I got some of these several years ago in an email and thought they were funny, and as I’m writing another paper right now I thought I would post them, as well as adding a few that were missing.
There are certain phrases that pop up in the scientific community which might appear to mean one thing, but in reality mean another. It doesn’t take long reading any scientific paper to see these phrases come up again and again, and I’m pretty sure we’ve all used them. Just in case you ever see them, you’ll now know what they mean.
“It has long been known/It is well accepted…”
I can’t find the original reference.
“It is believed that…”
I think that…
“It is generally believed that…”
At least one other person thinks so too…
“Experience suggests that…”
I heard some guy somewhere say something that sounded pretty good, but I can’t remember who or where.
“It can be shown that…”
Somebody claimed they did this, but I can’t get it to work. I can’t find the reference anymore either, or I would cite that.
“Previous work has focused on…”
Everyone who’s looked at this before got it all wrong.
“Very little fundamental work exists…”
Google didn’t turn up any obvious results.
“Of great theoretical and practical significance/importance…”
Either I think this is interesting, or someone paid me money to do it.
“Typical/representative results are shown.”
The best results (or the only results) are shown.
“Three (or some other number) samples were chosen for detailed study.”
Only three (or some other number) of my samples made any sense, and I ignored the rest.
“The significance of these results is unclear.”
There’s an artifact in my data I can’t ignore or explain away.
“A trend is evident…”
You can kind of imagine a trend, but no statistical analysis will ever support it.
“The trend becomes more evident when…”
If you just look at it like this, you’ll see the same thing I do.
“The data seem to indicate…”
This is what it looks like, but I really don’t want to say it with any certainty.
“Thanks are due to Mr. Smith with his assistance with the experiment, and to Dr. Jones for valuable discussions…”
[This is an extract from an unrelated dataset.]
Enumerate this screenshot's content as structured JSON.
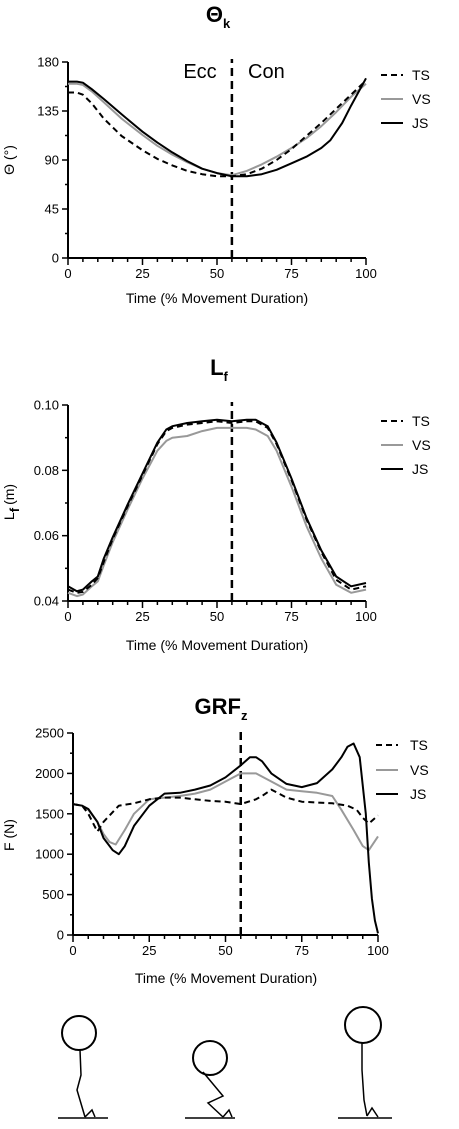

Mr. Smith did the work, and Dr. Jones told me what it meant.
“Results were inconclusive.”
The experiment didn’t show anything, but I can still publish it somewhere.
“Correct within acceptable error.”
Not very close.
“Correct to within an order of magnitude.”
“A careful analysis of obtainable data…”
I analyzed what I could, which wasn’t much due to (computer failure, chemical spill, equipment malfunction, etc)…
“Data limitations did not allow the project team to fully develop the relationship between…”
Our experiment failed.
“Despite these limitations…”
We did some other stuff so we could write the report and get additional funding.
“Even though researchers experienced difficulty obtaining sufficient data…”
We think we did pretty good, even though our experiment failed.
“These results will be described in a subsequent report…”
Either I was in a rush to get this paper published, or my sabbatical is over and it’s someone else’s job to mess with the data.
“Additional work will be required in order to determine _____”
I have no clue what’s going on, and I don’t care to be the one who finds out, or I’m looking for additional funding.
“It is hoped this study will stimulate further investigation…”
If I cared about looking into this further, I would tell you. Let someone else see if they have better luck.